La Dernière Heure, le 02 décembre 2013

Tabassés par des policiers le soir du réveillon, plusieurs jeunes Bruxellois ont porté plainte au Comité P

Mathias (prénom d’emprunt) et ses amis garderont un bien triste souvenir du Réveillon 2013. Alors qu’ils se rendaient à la Gesù Church pour une soirée Nouvel An, ils ont été roués de coups par des policiers et ont terminé la nuit à l’hôpital

Je suis arrivé à 2h avec cinq amis dans la rue Brialmont où il y avait pas mal de monde. On s’apprêtait à rejoindre un autre groupe devant l’église Gesù mais c’est là qu’une cinquantaine de policiers ont commencé à avancer tous en même temps, raconte le jeune homme de 24 ans qui a tout d’abord reçu du gaz lacrymogène sur le visage. Je me suis directement mis sur le côté de la rue. Un policier m’a alors donné un coup de matraque sur le front et une fois à terre, j’ai été roué de coup

Bilan ? Un corps recouvert de bleus, une blessure nécessitant six points de suture et beaucoup d’incompréhension. Je ne sais pas ce qui s’est passé avant que l’on n’arrive. Peut-être y a-t-il eu des troubles fêtes ? Ce qui est sur, c’est que nous n’avions strictement rien fait. On voulait juste fêter la nouvelle année , confie l’étudiant qui était toujours sous le choc le lendemain des faits.
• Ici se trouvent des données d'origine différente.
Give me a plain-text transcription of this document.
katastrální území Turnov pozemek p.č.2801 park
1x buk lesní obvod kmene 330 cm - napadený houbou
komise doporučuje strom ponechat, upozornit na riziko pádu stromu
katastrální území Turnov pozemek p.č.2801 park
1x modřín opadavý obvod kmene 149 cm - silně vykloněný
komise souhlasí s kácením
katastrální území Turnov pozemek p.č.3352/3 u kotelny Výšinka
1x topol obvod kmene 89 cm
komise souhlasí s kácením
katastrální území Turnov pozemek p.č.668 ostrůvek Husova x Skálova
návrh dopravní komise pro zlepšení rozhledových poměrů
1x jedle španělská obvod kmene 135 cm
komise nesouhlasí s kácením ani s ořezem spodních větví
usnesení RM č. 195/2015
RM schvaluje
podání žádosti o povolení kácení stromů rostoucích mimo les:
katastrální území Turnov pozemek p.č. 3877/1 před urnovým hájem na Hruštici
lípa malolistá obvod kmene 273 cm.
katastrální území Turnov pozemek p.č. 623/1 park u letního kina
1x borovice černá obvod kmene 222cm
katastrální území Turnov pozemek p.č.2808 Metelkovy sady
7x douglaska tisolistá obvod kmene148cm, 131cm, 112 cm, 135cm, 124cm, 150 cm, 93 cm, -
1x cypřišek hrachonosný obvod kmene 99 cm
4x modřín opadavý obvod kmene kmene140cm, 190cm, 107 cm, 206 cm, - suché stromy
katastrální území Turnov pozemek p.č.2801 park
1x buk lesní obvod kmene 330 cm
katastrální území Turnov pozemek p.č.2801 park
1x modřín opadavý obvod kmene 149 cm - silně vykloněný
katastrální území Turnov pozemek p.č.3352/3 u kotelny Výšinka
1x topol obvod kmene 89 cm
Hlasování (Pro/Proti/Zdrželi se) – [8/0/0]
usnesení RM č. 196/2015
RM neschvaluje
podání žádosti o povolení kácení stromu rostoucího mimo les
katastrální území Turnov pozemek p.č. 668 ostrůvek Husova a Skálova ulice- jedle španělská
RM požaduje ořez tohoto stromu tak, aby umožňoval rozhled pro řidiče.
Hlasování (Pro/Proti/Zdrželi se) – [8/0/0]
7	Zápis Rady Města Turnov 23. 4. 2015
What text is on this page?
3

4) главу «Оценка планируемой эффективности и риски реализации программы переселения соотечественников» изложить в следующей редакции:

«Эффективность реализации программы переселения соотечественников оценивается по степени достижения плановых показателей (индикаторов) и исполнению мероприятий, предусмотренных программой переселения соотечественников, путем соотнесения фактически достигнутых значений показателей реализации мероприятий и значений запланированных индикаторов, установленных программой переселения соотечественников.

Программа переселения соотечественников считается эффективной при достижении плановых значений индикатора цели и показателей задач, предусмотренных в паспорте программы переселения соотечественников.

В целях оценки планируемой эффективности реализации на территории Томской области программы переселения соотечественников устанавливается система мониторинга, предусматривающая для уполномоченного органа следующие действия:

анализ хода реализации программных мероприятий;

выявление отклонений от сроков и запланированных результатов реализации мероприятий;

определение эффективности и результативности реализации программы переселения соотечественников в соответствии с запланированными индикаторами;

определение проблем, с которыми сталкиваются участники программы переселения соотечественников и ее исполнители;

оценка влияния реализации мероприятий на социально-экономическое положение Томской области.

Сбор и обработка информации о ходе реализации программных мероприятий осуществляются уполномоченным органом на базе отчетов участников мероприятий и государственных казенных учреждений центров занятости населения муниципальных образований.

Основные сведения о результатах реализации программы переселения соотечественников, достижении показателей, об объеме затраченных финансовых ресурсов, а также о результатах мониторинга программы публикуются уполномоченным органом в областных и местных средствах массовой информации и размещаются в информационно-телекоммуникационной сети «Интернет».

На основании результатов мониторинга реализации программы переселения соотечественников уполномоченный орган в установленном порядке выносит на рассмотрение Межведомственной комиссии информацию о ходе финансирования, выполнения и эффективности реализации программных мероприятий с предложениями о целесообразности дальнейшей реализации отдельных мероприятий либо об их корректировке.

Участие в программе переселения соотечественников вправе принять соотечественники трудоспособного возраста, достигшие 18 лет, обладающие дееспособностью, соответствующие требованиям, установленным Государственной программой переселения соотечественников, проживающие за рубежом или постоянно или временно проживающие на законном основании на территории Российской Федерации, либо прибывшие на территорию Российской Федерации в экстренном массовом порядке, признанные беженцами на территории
Nous avons reçu un second témoignage qui corrobore le récit de Mathias. Pour une raison que j’ignore, une quinzaine de policiers nous ont pourchassés dans la rue Brialmont, où j’ai reçu un coup de matraque sur mon occiput par un policier à cheval. Un policier en civil était complètement déchaîné et tapait sur tous ceux qui l’entouraient , raconte Arnaud, 23 ans, qui dénonce un abus de pouvoir de la police.

Choqués et révoltés, ces deux jeunes Bruxellois et plusieurs de leurs amis ont porté plainte ce mardi au Comité P, la police des polices. Ce sont des gardiens de la paix qui sont censés nous protéger ! J’attends leur version des faits et des explications, s’indigne Mathias.

La police reconnaît que la situation était critique, hier, vers 2 h devant l’église du Gesù. Mais elle nie que des policiers aient tabassé des jeunes. L’organisation de la soirée s’est clairement fait dépasser par le succès de l’événement, il y avait beaucoup trop de préventes vendues par rapport à la capacité de la salle, malgré nos avertissements. 200 à 300 personnes s’entassaient sur le trottoir le long de la rue Royale Sainte-Marie et nous avons dû agir car la situation devenait dangereuse , débute Roger De Beule, porte-parole de la zone de police Nord.

Nous avons dû faire appel à deux cavaliers pour disperser la foule, manu militari. Des jeunes filles étouffaient tellement elles étaient compressées. Certains, n’ayant pas trop bu, ont vite compris qu’ils devaient s’en aller, d’autres se sont rebellés, par frustration mais aussi par l’excès d’alcool.

Durant une heure, la police a essayé de rétablir le calme. Le bilan ? Huit personnes ont été emmenées au commissariat.